W wielu miejscach w miescie wisza klatki z kanarkami- przy wejsciach do tawern, na balkonach. Wszedzie rozbrzmiewa ich spiew:)











Zachodzimy do lodziarni gdzie pani slyszac nasz jezyk pyta czy jestesmy z Rosji:) Lody sa wspaniale! Dostajemy dla dziewczynek opatentowane plastykowe rozki, w ktore wklada sie wafelek z lodem i tym sposobem zimna slodycz nie kapie na czlowieka- szczegolnie na Marianne;)

Dochodzimy do schodow wiodacych do mniejszego twierdzy. Wspinamy sie po nich traktujac ten wysilek jako zaprawe przed jutrzejszym wejsciem na wzgorze Palamidi (prowadzi tam 989 schodow! mamy zamiar uderzyc na szczyt we wczesnych godzinach porannych kiedy jest troche chlodniej. teraz temperatura wynosi ponad 33 stopnie).













Powoli roztapiamy sie:) Wracamy wiec do kampera, jemy lekki obiad i wzorem Grekow robimy sjeste: dziewczynki ogladaja film, my planujemy:) Wentylator kupiony przed wyjazdem chlodzi przyjemnie cala nasza czesc jadalna, wiec kazdy ma odrobine wiatru:)
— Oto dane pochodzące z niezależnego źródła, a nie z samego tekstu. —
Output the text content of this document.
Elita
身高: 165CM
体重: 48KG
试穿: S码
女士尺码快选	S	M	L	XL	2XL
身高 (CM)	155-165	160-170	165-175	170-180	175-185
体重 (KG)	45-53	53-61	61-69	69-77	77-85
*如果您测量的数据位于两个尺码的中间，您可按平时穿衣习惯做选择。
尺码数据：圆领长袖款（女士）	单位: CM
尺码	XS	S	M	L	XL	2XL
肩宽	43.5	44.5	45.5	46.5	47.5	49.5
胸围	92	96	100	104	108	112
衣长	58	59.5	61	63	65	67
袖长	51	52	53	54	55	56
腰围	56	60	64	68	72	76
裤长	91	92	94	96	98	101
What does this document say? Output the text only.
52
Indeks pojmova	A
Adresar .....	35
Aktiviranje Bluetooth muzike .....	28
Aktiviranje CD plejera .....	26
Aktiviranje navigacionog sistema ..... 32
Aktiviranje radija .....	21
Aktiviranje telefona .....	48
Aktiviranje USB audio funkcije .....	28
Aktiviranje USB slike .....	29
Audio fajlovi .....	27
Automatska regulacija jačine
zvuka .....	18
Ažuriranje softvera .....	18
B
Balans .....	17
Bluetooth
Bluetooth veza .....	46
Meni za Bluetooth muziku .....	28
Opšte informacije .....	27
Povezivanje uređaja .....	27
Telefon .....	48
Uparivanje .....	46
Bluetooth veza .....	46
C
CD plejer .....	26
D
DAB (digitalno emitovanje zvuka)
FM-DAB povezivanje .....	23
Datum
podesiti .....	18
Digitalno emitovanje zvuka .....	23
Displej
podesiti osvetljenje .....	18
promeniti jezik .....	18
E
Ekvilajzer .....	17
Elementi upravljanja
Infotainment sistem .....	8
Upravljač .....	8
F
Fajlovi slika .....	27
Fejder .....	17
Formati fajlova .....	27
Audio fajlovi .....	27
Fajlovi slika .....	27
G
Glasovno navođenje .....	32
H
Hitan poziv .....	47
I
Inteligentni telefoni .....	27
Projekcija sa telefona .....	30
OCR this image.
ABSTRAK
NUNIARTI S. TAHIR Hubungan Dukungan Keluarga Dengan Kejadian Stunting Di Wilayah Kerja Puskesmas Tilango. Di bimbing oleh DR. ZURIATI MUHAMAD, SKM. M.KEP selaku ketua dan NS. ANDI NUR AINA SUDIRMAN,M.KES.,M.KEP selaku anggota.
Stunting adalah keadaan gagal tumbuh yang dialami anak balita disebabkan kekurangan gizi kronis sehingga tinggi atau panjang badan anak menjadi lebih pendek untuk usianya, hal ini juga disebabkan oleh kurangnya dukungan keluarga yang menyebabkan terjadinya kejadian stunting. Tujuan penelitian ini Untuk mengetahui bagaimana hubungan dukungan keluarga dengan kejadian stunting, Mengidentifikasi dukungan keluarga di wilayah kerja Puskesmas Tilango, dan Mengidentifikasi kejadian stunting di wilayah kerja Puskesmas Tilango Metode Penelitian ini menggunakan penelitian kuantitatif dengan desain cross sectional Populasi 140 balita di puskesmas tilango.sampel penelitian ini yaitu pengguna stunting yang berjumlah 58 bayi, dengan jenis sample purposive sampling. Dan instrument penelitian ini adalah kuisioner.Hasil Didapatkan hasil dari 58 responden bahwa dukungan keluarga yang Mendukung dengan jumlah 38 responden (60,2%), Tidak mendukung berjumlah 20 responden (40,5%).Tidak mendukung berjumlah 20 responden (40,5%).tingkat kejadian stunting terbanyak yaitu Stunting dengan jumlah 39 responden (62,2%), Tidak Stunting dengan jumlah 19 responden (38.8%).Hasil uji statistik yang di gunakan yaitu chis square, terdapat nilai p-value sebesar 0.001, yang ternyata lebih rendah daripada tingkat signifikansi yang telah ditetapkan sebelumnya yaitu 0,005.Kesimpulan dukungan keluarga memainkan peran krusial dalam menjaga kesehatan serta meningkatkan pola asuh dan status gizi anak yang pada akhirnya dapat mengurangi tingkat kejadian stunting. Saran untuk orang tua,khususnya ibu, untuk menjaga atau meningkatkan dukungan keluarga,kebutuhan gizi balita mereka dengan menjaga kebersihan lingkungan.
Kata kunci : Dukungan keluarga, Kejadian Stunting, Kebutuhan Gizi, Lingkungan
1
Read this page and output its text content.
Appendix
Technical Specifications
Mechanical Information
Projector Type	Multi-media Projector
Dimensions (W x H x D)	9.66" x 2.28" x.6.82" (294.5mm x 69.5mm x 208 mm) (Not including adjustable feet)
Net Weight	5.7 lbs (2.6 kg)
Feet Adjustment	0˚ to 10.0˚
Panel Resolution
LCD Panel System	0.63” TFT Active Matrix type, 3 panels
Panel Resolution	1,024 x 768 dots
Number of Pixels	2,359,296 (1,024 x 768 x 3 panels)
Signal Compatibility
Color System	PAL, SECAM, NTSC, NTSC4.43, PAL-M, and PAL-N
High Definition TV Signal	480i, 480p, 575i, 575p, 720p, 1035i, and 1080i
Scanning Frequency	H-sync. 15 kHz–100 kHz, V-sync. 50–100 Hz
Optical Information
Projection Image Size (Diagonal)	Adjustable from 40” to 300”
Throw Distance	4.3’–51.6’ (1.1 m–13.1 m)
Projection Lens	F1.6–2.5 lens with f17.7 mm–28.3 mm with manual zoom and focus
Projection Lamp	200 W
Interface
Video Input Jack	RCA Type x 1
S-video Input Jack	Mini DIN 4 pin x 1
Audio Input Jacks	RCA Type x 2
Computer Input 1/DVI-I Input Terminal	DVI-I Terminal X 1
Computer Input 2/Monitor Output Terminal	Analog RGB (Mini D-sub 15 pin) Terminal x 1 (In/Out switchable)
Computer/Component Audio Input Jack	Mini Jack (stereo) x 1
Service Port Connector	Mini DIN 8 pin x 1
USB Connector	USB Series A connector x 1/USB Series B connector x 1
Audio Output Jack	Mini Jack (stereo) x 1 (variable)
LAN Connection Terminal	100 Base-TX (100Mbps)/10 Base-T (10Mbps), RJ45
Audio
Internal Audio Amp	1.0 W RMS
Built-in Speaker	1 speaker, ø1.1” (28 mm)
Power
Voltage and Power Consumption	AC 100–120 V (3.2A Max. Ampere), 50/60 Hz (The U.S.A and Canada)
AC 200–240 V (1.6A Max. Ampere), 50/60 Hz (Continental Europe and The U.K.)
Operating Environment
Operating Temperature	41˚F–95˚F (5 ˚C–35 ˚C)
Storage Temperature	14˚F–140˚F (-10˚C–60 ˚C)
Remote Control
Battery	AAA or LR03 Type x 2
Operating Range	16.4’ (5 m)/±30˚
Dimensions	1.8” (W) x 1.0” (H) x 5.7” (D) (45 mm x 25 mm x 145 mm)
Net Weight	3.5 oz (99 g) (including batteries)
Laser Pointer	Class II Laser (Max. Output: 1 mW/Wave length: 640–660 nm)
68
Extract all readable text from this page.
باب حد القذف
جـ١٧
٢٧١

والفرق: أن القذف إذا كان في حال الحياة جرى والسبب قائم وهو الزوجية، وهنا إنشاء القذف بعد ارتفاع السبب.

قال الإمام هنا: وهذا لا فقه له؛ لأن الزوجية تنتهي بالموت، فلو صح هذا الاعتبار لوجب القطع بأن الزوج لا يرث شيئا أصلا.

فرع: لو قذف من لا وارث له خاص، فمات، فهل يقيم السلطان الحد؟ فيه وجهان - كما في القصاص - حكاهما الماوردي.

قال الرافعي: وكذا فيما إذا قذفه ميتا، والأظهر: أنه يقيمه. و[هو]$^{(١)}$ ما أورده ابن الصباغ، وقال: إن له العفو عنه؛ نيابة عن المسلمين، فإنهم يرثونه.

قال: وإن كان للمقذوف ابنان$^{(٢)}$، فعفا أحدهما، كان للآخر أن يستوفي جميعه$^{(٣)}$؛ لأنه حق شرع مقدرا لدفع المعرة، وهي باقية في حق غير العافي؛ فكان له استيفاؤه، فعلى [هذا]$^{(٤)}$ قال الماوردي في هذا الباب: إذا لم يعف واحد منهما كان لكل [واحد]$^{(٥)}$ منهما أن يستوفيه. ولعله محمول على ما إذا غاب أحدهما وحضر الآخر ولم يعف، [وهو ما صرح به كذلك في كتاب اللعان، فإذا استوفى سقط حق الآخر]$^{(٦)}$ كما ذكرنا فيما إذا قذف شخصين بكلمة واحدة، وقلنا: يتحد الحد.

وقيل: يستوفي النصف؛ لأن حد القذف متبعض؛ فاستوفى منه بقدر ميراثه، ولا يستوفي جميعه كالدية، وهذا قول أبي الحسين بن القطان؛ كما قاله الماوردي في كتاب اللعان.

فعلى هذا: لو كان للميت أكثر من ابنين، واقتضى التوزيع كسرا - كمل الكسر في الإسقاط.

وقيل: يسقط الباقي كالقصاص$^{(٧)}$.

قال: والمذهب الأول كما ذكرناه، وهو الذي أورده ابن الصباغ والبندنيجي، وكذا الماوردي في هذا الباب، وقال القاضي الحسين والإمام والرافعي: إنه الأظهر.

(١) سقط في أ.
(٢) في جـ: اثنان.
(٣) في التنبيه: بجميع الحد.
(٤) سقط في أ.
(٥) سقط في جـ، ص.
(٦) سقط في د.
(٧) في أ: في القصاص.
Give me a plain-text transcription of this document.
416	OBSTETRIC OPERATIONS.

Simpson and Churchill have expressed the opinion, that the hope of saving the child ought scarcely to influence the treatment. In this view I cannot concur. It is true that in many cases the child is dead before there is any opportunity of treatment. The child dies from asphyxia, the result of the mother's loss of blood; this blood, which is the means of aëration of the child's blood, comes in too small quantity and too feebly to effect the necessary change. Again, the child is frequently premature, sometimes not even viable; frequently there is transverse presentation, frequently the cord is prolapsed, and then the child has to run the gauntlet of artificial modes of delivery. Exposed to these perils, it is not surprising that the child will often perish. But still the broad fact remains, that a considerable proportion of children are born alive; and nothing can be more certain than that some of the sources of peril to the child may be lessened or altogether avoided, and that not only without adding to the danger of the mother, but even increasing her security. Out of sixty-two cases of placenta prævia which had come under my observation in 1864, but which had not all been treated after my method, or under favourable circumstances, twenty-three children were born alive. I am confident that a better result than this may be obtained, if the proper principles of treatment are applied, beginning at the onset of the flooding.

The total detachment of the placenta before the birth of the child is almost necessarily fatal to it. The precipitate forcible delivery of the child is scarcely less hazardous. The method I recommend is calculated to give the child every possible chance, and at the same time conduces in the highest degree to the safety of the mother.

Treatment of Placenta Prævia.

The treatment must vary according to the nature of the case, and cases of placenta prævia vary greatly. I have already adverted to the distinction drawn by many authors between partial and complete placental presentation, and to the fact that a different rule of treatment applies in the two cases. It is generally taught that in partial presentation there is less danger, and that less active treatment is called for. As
Myslimy, zeby po poludniu pojsc na plaze, ale jakos tak od slowa do slowa postanawiamy, ze zamiast plazowania sprobujemy wejsc na szczyt Palamidi, a rano wracamy do Tolo- tam jest piekna plaza, a tu nie wiadomo co zastaniemy, sprzet plazowy musielibysmy niesc na wlasnych plecach;) Wybieramy wspinaczke;)

Dziewczyny juz od dawna szykowaly sie mentalnie na ten spory wysilek, ale chyba do konca nie zdaja sobie sprawy (my tez!) co nas czeka. Razno jednak i z animuszem udajemy sie w kierunku schodow na wzgorze. Przed wejsciem ciagle w swietnych nastrojach robimy sobie fotke przy agawie i w gore!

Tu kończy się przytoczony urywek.